Looking at this scenario from the claims end, Helen Brown, partner and head of the public sector unit at Langley's Solicitors, adds: "The client wants to have a degree of control about their cases. At the end of the day, there is a huge reputational risk for a local authority and there can be very sensitive issues arising out of cases. If they have a larger excess, and the claim falls within this, it is their money. So we are seeing local authorities making their own decisions to fight or settle on cases."

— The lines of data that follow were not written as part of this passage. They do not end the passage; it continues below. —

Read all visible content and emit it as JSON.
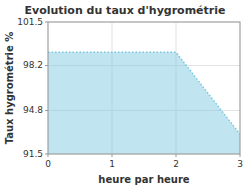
{
  "chart_data": {
    "type": "area",
    "title": "Evolution du taux d'hygrométrie",
    "xlabel": "heure par heure",
    "ylabel": "Taux hygrométrie %",
    "x": [
      0,
      2,
      3
    ],
    "values": [
      99.2,
      99.2,
      93.0
    ],
    "color": "#74c6e0",
    "line_style": "dotted",
    "xlim": [
      0,
      3
    ],
    "ylim": [
      91.5,
      101.5
    ],
    "xticks": [
      0,
      1,
      2,
      3
    ],
    "yticks": [
      91.5,
      94.8,
      98.2,
      101.5
    ],
    "grid": true
  }
}
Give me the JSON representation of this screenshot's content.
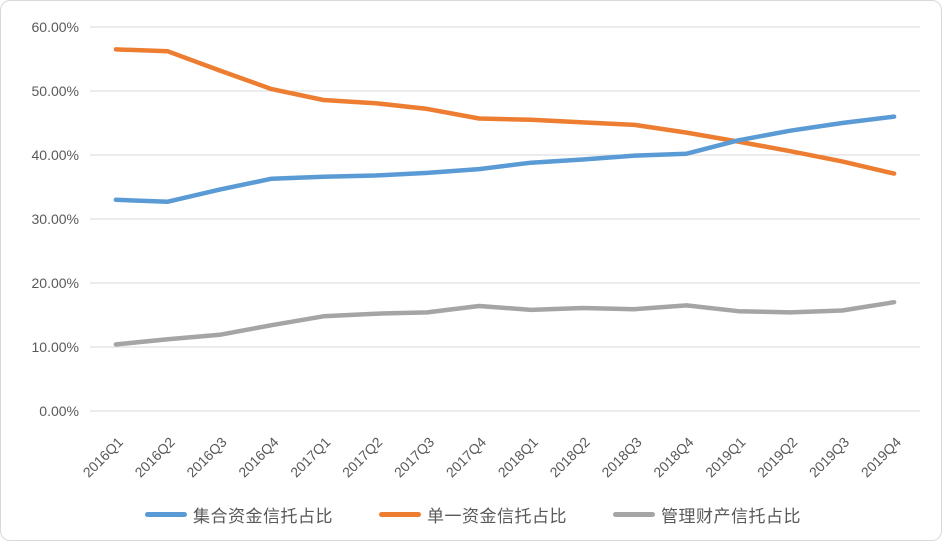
{
  "chart_data": {
    "type": "line",
    "title": "",
    "xlabel": "",
    "ylabel": "",
    "categories": [
      "2016Q1",
      "2016Q2",
      "2016Q3",
      "2016Q4",
      "2017Q1",
      "2017Q2",
      "2017Q3",
      "2017Q4",
      "2018Q1",
      "2018Q2",
      "2018Q3",
      "2018Q4",
      "2019Q1",
      "2019Q2",
      "2019Q3",
      "2019Q4"
    ],
    "series": [
      {
        "name": "集合资金信托占比",
        "color": "#5B9BD5",
        "values": [
          33.0,
          32.7,
          34.6,
          36.3,
          36.6,
          36.8,
          37.2,
          37.8,
          38.8,
          39.3,
          39.9,
          40.2,
          42.3,
          43.8,
          45.0,
          46.0
        ]
      },
      {
        "name": "单一资金信托占比",
        "color": "#ED7D31",
        "values": [
          56.5,
          56.2,
          53.2,
          50.3,
          48.6,
          48.1,
          47.2,
          45.7,
          45.5,
          45.1,
          44.7,
          43.5,
          42.1,
          40.6,
          39.0,
          37.1
        ]
      },
      {
        "name": "管理财产信托占比",
        "color": "#A5A5A5",
        "values": [
          10.4,
          11.2,
          11.9,
          13.4,
          14.8,
          15.2,
          15.4,
          16.4,
          15.8,
          16.1,
          15.9,
          16.5,
          15.6,
          15.4,
          15.7,
          17.0
        ]
      }
    ],
    "y_axis": {
      "min": 0,
      "max": 60,
      "step": 10,
      "tick_labels": [
        "0.00%",
        "10.00%",
        "20.00%",
        "30.00%",
        "40.00%",
        "50.00%",
        "60.00%"
      ]
    },
    "grid": true,
    "legend_position": "bottom"
  },
  "colors": {
    "text": "#595959",
    "gridline": "#D9D9D9",
    "panel_border": "#D9D9D9",
    "background": "#FFFFFF"
  }
}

Captive management and the setting up of mutuals by public authorities are two of the other key developments illustrating this increased trend for non-traditional risk transfer - and the ongoing litigation saga between Risk Management Partners and Brent Council over the legality of the contracts awarded to London Authorities Mutual was never far from people's lips at the conference.
Mr Feltham is unable to comment on this as his directorship of the Fire and Rescue Authorities Mutual places him in a conflicted position. However, Mr Sulman, himself a former Alarm chairman, remains an interested observer. "We have advised on the pros and cons of mutuals and we're so firmly on the fence we're getting splinters," he says. "But only because I think we have to be. I don't believe mutuals are a bad thing - if they are put together well, they can work. This one was rushed. Had it not been rushed, and executed with a bit more of a risk management orientation and less about making insurance savings, it might have worked better."
Local area agreements
The dynamics of the public sector are dizzying to say the least. Earlier this month a new Local Area Agreement was signed off for each area in England, consisting of up to 35 area-based priorities that will form the delivery mechanism for community strategy. And next year Local Strategic Partnerships will be introduced as a means of streamlining management of more than 5000 public/private partnerships costing the UK taxpayer in excess of £4bn.
Alarm's overriding message is for risk management to be an enabler for efficient, well-run projects - rather than a layer of bureaucracy designed to call a halt at the slightest hint of trouble. It is for this reason the body says risk management must be embedded into every authority's enterprise strategy. However, there is still a lot of work to do, as Mr Feltham concludes: "Most local authorities and public bodies will not score full marks but it's important that we set the standards against which they can measure themselves."